Lucentis price cut ends PCT-Novartis dispute

pharmafile | July 26, 2012 | News story | Sales and Marketing ABPI, NHS, PCTs, Roche, SHIP Cluster, avastin 

An NHS body has been persuaded to reverse its policy of recommending Avastin for wet AMD.

The Southampton, Hampshire, Isle of Wight and Portsmouth (SHIP) Cluster last year made Roche’s Avastin available to patients with wet AMD, even though the drug is not approved for this licence.

Novartis’ Lucentis is the only licensed and NICE-approved drug for the common eye condition, and the firm had forced a judicial review of the Cluster’s practice to stop if from using the much cheaper Avastin.

The SHIP cluster decided this week to reverse its stance on Avastin, and will now only recommend Lucentis for wet AMD.

The change of heart follows Novartis offering Lucentis at a discounted price – however the size of the price cut remains confidential.

Avastin is chemically similar to Lucentis and by prescribing it off-label, the SHIP Cluster was able to dramatically reduce its £7.5 million bill that it forks out every year for Novartis’ drug.

Professor Jonathan Montgomery, chairman of the PCT Cluster Board, explained the decision: “We remain of the view that the policy was lawful, sensible and safe for patients. However, in our consideration of the policy today, the Board has concluded that given the discount being offered, it will be possible to reduce significantly the £7.5 million spent annually on Lucentis in the SHIP area.

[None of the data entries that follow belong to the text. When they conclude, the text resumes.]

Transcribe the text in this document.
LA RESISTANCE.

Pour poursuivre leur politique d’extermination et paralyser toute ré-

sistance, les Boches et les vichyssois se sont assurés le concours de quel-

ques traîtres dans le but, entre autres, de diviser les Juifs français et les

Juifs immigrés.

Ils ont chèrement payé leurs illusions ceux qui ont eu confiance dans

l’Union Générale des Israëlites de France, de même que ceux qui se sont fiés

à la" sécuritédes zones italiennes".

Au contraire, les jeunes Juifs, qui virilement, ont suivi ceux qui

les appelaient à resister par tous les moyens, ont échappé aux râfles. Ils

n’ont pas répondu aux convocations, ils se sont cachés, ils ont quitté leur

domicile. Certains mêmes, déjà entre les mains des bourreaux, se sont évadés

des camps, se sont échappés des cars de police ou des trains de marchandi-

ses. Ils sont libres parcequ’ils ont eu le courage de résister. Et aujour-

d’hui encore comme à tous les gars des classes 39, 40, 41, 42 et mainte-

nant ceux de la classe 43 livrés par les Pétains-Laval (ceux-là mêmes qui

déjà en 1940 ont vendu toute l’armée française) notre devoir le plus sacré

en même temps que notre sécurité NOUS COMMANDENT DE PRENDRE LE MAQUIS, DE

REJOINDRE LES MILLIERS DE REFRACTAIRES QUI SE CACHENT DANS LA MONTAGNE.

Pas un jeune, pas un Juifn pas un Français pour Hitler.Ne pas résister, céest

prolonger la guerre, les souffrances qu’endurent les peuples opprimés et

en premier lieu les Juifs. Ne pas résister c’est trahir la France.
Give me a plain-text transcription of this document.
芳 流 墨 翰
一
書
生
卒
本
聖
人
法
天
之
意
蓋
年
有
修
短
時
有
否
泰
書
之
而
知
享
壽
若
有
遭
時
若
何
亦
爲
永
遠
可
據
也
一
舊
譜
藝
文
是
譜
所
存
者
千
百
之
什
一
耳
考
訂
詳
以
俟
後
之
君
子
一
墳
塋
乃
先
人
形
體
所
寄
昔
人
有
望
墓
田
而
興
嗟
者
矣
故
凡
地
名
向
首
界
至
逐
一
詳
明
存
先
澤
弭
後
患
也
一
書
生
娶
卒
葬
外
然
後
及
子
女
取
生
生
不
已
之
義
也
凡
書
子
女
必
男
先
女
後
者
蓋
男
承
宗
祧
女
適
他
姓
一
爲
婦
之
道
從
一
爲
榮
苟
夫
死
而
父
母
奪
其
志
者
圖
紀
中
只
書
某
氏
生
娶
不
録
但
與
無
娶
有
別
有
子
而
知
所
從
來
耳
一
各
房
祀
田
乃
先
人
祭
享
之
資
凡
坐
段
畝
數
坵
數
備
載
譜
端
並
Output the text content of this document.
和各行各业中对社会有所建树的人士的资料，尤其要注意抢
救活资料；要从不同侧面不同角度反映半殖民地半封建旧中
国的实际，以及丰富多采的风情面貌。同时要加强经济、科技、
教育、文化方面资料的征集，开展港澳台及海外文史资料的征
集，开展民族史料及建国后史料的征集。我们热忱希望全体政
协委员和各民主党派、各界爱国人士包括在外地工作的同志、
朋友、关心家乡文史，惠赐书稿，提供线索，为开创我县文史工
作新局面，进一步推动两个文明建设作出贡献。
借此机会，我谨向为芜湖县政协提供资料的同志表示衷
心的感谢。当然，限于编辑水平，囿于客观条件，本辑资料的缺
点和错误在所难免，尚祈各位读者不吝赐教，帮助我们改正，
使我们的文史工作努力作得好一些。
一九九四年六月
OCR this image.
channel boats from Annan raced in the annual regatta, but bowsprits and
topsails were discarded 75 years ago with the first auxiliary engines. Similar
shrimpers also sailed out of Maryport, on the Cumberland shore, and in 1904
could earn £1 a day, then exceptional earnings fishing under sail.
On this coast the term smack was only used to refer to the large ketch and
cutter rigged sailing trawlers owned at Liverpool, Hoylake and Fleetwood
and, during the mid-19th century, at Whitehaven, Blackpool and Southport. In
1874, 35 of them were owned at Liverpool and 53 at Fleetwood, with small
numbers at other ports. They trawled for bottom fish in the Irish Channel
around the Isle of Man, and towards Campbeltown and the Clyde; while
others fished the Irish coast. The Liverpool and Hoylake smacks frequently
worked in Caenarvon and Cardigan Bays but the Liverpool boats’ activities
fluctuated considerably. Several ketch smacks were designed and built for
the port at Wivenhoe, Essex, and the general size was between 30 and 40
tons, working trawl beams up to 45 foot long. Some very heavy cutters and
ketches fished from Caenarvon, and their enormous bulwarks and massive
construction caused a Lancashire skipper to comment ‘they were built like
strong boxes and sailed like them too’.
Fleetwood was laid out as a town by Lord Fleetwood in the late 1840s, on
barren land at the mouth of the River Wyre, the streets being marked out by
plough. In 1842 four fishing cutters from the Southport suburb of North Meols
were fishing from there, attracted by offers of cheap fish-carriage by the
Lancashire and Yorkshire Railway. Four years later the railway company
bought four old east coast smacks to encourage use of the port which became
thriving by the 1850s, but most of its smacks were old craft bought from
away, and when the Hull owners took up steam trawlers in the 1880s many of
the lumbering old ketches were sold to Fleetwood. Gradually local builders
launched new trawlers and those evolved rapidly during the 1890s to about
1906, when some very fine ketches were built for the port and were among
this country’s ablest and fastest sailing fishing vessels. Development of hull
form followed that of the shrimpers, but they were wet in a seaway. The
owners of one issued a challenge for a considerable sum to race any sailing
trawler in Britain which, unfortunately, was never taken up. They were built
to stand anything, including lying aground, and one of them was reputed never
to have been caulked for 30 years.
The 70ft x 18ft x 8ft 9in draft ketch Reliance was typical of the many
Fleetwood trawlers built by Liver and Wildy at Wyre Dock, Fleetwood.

“The Board agreed that taking advantage of the significant discounts now being made available by Novartis, which have been introduced since the policy was agreed, was in the best interests of local patients.

“The Board also took into account that the policy had not been taken up in any meaningful way by consultant ophthalmologists on the advice of their Royal College. This has meant that the potential benefits we had envisaged, to both patients and the NHS, of offering Avastin as well as Lucentis, had not been realised.”

Prof Montgomery added that an the abolition of PCTs – which will be replaced by Clinical Commissioning Groups from April next year – would make the policy more difficult to follow in the future.

He said from April 2013, should the judicial review not conclude before then, or be appealed, the PCT would be leaving an “undesirable legal legacy for its successors” – the CCGs – and the local area team of the National Commissioning Board.

Given both this complication and the price cut, it was the logical choice for the Board to reverse its stance, he concluded.

A warning to the rest of the NHS?

This decision could set a precedent for other NHS regions looking to use Avastin off-label. Before this week’s decision, a number of Clusters are seriously considering whether to recommend Avastin ahead of Lucentis in order to meet savings targets.

This includes NHS North Yorkshire and York. In its most recent Board meeting, documents seen by InPharm show that it is looking to switch to Avastin for wet AMD, but concedes that “any change in policy will result in a legal challenge from the pharmaceutical company, Novartis”.

Given the price cut and the pressure of any legal challenge – regions such as North Yorkshire may now have little choice but to use Lucentis.

ABPI welcomes decision 

The ABPI was quick to defend Novartis’ legal action against the Cluster during its annual conference in April, with its chief executive Stephen Whitehead saying it was ‘the right course of action’.

It has been just as quick to welcome the Cluster’s policy reversal, with Whitehead adding: “We are pleased that SHIP has decided to revoke its commissioning policy that had supported the use of a medicine which was unlicensed for the indication, in place of a licensed medicine which had already gained full regulatory approval.

“It continues to be our view that off-label and unlicensed prescribing should be strictly limited to those circumstances where there is no licensed alternative and where the clinician, in discussion with the patient, decides that this is in their best interests. 

“Loosening the regulations in this area would not only put a patient’s safety at risk, it would also undermine the entire regulatory process which is in place to protect public health.”